The South Carolina Republican said such an economy is “what you see in Russia or Venezuela or Zimbabwe or places like that where it matters not how good your product is to the consumer but what your political connection is to those in power.”

“That is quite different than a market-based economy where some rise and some fall but there’s a consequence to making a stupid decision,” Sanford said after pointing to the powers granted to the Treasury Department and the Federal Reserve to help deal with the current economic crisis.

Sanford is exactly right on the two biggest dangers of the “stimulus” and bailouts in general.

When we look to the government to solve our problems, or to bail us out of poor decisions (such as taking or making bad loans), we lose our independence.  And we lose our freedom.  But it seems like everyone wants the government to bail them out.  People want government health care.  People want the government to re-build their homes after natural disasters.  And even the government itself wants bailouts as the states turn to the federal government to bail them out of their self-inflicted budgeting disasters.  Rather than being self-reliant, we are becoming government-reliant.  And a government that’s powerful enough to give us everything, or bail us out of anything, is powerful enough to take everything away (to paraphrase something someone else said).

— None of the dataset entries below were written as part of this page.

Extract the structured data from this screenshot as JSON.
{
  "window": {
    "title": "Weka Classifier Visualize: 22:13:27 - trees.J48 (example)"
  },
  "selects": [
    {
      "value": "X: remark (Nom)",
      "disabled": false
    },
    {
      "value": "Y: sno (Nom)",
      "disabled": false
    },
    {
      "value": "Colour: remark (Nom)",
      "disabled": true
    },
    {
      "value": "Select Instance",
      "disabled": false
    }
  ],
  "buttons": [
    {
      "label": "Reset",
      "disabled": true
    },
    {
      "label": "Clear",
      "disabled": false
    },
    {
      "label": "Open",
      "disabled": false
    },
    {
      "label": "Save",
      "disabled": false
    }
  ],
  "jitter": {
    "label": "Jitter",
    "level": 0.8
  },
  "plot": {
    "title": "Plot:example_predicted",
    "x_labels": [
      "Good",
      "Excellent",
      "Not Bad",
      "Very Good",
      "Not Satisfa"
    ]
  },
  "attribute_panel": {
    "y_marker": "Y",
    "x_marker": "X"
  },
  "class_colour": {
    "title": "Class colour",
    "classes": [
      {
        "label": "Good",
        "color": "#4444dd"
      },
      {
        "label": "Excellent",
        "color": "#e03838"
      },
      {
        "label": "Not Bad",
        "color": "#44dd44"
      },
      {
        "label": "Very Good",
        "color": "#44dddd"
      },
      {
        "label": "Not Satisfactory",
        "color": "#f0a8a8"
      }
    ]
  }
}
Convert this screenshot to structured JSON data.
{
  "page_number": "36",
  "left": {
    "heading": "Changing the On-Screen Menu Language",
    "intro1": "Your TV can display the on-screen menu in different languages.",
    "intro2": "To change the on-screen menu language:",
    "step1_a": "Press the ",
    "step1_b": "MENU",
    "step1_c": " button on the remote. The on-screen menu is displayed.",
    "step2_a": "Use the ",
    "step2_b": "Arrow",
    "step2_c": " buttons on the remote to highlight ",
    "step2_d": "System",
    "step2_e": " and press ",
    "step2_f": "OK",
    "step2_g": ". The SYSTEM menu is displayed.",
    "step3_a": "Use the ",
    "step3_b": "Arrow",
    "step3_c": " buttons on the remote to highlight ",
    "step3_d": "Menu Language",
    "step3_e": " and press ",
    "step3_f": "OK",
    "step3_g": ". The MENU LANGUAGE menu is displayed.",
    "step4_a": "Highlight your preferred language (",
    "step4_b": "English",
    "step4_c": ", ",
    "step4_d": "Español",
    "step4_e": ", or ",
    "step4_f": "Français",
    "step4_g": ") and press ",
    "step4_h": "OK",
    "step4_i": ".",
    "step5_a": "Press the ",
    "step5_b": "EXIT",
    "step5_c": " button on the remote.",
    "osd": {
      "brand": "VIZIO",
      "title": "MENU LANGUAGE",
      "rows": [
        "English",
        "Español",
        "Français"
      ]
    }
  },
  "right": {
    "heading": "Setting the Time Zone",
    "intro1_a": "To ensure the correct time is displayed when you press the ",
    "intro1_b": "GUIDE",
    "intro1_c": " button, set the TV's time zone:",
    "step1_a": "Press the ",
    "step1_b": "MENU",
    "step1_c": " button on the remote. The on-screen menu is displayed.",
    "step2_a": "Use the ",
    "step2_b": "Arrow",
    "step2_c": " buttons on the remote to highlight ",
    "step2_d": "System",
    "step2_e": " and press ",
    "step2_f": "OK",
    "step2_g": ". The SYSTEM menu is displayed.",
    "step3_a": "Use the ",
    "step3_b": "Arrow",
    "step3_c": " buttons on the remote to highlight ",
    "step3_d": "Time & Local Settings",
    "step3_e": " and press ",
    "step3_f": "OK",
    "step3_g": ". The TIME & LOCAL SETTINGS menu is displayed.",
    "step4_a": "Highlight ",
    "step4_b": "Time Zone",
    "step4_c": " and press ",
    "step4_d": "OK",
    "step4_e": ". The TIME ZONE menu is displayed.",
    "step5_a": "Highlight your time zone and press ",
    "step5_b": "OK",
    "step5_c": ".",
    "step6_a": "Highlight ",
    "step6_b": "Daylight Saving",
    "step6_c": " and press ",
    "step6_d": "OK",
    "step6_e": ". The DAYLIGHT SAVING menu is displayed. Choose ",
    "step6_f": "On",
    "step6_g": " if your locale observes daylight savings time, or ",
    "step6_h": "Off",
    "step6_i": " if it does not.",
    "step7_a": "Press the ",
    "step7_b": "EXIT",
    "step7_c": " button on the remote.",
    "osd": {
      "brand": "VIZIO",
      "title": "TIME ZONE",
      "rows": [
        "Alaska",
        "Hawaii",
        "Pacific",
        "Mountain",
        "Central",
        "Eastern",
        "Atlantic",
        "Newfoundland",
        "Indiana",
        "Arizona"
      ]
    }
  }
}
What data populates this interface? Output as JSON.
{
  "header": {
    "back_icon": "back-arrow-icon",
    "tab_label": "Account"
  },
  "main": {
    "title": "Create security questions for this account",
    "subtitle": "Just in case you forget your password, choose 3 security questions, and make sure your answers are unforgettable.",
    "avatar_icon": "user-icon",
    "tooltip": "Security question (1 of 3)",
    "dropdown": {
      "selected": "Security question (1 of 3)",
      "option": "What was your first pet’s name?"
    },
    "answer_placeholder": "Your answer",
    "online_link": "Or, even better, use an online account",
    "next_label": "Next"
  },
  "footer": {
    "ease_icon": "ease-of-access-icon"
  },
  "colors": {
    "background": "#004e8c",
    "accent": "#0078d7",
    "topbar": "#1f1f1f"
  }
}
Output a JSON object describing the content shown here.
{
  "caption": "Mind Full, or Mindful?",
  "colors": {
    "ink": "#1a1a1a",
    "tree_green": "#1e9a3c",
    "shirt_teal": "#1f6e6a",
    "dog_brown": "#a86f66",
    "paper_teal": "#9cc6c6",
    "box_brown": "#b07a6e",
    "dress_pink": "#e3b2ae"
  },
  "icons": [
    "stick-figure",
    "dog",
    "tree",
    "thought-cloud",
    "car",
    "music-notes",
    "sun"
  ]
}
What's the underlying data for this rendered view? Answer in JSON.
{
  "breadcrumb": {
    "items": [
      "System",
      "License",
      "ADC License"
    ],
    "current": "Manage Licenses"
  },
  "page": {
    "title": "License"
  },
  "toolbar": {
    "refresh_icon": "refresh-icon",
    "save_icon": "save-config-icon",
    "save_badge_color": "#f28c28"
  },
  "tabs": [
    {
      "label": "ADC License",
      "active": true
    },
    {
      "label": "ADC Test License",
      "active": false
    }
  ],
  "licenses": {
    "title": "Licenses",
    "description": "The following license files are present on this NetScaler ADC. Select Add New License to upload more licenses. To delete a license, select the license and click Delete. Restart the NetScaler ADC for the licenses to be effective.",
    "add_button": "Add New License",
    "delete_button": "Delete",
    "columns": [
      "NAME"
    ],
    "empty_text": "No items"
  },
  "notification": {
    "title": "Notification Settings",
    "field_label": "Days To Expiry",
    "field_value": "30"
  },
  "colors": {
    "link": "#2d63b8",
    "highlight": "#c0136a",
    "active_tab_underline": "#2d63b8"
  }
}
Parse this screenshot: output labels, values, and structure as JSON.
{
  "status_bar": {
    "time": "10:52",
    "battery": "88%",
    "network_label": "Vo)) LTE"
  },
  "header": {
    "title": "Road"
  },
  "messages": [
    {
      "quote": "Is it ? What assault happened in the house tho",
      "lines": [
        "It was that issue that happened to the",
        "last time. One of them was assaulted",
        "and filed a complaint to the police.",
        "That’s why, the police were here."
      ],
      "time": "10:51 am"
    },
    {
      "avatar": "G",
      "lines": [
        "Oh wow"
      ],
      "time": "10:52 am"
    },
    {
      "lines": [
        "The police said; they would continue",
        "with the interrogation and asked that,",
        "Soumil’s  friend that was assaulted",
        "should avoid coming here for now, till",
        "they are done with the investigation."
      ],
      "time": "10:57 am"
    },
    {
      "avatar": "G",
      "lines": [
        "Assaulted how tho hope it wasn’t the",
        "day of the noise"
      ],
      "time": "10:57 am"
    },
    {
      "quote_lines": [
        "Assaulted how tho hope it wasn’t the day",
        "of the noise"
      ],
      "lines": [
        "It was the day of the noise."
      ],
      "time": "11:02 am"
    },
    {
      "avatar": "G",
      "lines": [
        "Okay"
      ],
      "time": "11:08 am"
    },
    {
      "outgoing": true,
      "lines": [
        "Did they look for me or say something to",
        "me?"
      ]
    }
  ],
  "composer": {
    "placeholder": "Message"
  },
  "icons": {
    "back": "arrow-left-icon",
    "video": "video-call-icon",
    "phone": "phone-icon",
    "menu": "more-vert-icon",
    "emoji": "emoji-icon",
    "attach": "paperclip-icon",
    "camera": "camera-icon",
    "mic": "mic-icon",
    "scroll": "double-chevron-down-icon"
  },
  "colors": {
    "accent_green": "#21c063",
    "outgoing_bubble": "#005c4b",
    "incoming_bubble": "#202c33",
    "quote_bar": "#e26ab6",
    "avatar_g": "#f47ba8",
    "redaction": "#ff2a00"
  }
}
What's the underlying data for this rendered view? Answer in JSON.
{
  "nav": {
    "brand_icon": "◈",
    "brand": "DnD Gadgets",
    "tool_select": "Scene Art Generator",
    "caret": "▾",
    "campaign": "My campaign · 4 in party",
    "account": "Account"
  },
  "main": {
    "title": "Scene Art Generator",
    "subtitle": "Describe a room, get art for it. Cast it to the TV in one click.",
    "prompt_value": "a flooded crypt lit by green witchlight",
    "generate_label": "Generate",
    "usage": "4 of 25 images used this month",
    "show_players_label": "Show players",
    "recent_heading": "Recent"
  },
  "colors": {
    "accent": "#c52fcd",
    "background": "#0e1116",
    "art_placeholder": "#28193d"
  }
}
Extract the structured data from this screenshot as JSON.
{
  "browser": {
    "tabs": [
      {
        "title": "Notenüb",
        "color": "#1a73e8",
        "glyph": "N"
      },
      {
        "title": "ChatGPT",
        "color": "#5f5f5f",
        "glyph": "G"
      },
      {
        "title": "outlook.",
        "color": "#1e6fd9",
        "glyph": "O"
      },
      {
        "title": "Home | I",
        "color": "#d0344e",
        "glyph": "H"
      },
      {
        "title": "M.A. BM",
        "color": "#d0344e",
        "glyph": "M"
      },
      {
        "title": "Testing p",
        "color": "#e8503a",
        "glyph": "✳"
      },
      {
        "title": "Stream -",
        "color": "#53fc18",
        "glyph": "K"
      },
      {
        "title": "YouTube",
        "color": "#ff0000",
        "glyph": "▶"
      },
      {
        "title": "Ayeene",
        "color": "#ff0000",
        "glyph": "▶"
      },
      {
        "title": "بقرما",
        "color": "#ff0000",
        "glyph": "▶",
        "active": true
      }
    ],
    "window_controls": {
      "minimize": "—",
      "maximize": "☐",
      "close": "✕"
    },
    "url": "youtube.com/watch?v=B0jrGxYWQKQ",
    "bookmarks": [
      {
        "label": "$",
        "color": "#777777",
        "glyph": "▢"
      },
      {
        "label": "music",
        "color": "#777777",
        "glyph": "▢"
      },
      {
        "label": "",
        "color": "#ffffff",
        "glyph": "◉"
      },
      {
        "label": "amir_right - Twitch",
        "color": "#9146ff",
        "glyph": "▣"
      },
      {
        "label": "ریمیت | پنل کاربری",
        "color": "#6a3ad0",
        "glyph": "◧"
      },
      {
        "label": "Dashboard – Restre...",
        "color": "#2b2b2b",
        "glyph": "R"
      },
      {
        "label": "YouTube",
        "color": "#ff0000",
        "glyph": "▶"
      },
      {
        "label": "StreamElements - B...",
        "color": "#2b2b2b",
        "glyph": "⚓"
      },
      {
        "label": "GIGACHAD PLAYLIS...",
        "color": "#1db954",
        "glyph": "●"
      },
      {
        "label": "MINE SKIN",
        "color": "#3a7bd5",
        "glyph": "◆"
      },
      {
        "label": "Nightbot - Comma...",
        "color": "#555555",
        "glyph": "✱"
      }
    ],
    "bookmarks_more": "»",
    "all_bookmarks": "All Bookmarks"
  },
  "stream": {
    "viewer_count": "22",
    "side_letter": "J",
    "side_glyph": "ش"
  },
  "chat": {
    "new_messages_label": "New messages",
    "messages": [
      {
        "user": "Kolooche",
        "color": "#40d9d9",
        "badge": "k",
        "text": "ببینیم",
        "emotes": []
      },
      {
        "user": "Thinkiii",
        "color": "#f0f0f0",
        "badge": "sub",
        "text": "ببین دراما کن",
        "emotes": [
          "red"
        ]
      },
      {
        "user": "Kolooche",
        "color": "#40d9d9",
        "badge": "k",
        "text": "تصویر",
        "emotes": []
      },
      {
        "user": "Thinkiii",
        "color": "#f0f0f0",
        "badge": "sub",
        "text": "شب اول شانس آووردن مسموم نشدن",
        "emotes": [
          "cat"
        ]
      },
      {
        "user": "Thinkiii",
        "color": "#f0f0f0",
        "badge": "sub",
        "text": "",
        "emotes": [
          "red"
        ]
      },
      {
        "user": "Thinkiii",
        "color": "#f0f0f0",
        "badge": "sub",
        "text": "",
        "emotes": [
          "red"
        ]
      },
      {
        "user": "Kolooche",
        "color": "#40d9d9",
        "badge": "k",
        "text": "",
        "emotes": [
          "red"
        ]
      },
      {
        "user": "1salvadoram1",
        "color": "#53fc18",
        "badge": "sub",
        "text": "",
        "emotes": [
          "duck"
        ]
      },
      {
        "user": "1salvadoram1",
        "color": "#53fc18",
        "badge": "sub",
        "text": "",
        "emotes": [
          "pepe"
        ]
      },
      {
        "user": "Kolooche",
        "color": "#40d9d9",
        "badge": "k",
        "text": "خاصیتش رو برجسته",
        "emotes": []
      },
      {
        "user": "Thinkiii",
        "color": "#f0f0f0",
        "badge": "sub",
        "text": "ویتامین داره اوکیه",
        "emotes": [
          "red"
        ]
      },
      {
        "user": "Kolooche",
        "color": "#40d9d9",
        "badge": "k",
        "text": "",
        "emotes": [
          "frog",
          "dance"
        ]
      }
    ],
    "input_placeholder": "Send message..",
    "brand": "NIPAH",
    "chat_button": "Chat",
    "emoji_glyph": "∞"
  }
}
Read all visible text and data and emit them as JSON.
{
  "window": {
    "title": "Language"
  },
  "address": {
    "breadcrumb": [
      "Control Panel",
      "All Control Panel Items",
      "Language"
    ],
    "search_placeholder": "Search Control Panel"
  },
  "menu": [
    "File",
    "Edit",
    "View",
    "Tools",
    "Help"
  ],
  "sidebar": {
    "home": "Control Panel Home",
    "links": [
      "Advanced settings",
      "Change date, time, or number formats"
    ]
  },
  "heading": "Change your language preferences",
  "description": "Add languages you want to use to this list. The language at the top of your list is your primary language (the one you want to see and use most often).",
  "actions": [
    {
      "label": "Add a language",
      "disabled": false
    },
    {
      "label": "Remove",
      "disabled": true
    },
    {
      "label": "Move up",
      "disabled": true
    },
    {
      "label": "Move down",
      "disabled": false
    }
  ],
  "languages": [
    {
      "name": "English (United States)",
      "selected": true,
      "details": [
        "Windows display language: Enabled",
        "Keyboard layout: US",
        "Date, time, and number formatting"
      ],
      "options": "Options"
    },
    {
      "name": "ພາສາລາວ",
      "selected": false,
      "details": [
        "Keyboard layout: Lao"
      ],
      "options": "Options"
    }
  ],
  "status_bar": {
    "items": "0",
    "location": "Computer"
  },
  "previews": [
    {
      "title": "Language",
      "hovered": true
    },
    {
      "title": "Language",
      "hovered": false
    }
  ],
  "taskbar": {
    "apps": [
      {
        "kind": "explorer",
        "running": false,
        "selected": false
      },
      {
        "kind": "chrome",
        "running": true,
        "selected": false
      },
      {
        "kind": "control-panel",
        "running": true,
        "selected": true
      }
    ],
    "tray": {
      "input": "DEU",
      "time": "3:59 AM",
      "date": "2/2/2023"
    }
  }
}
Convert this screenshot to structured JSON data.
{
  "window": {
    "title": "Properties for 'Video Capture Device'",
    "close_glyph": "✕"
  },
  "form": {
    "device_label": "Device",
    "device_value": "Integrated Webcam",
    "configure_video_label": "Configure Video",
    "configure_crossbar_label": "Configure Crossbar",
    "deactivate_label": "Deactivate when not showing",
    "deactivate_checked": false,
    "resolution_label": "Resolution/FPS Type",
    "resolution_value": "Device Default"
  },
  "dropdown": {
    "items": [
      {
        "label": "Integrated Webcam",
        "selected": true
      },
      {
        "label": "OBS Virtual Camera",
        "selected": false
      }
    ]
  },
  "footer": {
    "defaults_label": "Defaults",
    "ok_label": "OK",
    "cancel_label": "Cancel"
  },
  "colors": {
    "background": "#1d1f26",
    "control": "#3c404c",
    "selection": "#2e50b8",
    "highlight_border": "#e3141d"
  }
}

Also, when we try to ban failure from our economy by refusing to let bad-actors in the economy fail, we try to ban the very thing that makes our economy so strong in the first place.  Companies (or even state budgets) that can’t survive without a bailout don’t deserve to survive.  Because they are unsustainable.  And by bailing them out we only ensure that their unsustainable bas practices continue.

We may be able to play this bailout game for a while yet.  We may be able to play this game where the federal government pretend like it has an endless supply of resources with which to prop up every out of control state budget and every unprofitable business model for a while yet.  But we pay for everything we get, and every bailout or “stimulus” that gets passed is either going to be mean more tax burden for us (if our leaders are at least responsible enough to raise taxes now to pay for them) or more tax burden for our children and grandchildren (if we’re irresponsible and just allow all this new spending to explode our national debt).

Either way, we’re not solving anything.  We’re just creating more problems for ourselves.